Kansas has no chance

If we’ve learned anything about this Kansas University basketball team, it’s that it plays its best basketball when it has an edge to it, when it feels slighted about something, real or imagined.

The team that can say to itself, “Nobody believes in us,” always has the intangible factor in its favor.

OK, we’re here to help.

Simply too many roadblocks stand in KU’s way to reasonably expect a return trip to the Final Four. One of the four brackets had to be the toughest, and it just so happens Kansas drew the short straw.

The Midwest region features Louisville, the tournament’s No. 1 overall seed; Michigan State, which already blasted the Jayhawks by 13 points; and Wake Forest, which has counted among its victims North Carolina and Duke.

Also vying for one of the four spots in Indianapolis, site of the Midwest Regional, is Arizona, which manhandled KU by 17 points in December. On the topic of playing with a “nobody-respects-us” edge, Arizona ranks at the top because Dick Vitale said it didn’t deserve a bid.

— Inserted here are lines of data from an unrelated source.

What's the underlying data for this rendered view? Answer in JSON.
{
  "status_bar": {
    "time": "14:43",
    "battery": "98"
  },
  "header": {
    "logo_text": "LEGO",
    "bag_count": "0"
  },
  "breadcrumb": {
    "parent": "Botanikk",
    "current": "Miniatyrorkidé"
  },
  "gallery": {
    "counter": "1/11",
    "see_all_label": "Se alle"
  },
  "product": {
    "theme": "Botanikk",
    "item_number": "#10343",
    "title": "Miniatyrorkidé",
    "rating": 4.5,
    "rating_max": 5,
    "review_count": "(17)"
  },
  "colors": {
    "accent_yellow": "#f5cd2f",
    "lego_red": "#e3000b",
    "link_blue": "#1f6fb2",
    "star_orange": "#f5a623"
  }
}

And then there is the issue of getting past the first round. Superstitious types might point to the North Dakota State Bison having the same nickname as Bucknell, but that’s the least of KU’s concerns in confronting the Summit League champions in both the regular season and conference tourney.

The Bison’s six losses came by a total of 34 points, including by four points at USC. Senior Ben Woodside, one of North Dakota State’s six seniors, scored 60 points in one of the six losses.

Location? Fargo is a 31/2-hour drive from the Twin Cities. The state of North Dakota doesn’t get much national publicity, so the Bison earning a spot in the NCAA Tournament in its first year of eligibility ranks as, well, maybe the most exciting event in state history. Think I’m joking? Google “celebrities from North Dakota” and you’ll find three names: Leslie Bibb, Josh Duhamel and Kam Heskin, otherwise known as Who? Who? and Who?

North Dakota’s most famous native, Lawrence “Tiny Bubbles” Welk, host of the Lawrence Welk Show, the single most boring and depressing “entertainment” in TV history, put many an insomniac to sleep for what seemed like centuries of Sunday nights.

Toss in a game time of 11:30 a.m., identical to that of the Baylor loss, plus the fact Kansas has lost two of its last three games, and the reality is Kansas will need all the fan support it can get in Minneapolis just to advance to a potentially daunting second-round game against either No. 6 seed West Virginia or 11th-seeded Dayton.

In his one year in Manhattan, Bob Huggins didn’t beat Bill Self, but their teams play similarly tough defense and hit the boards hard. West Virginia isn’t as talented as it was a year ago, when it reached the Elite Eight, but it’s far more talented than the team Huggins coached at Kansas State.

Half-hearted efforts won’t cut it in Minneapolis. The Jayhawks must bring energy and toughness both Friday and Sunday to earn the privilege to sit at a podium in Indianapolis and say, “Face it, nobody even gave us a chance to get this far.”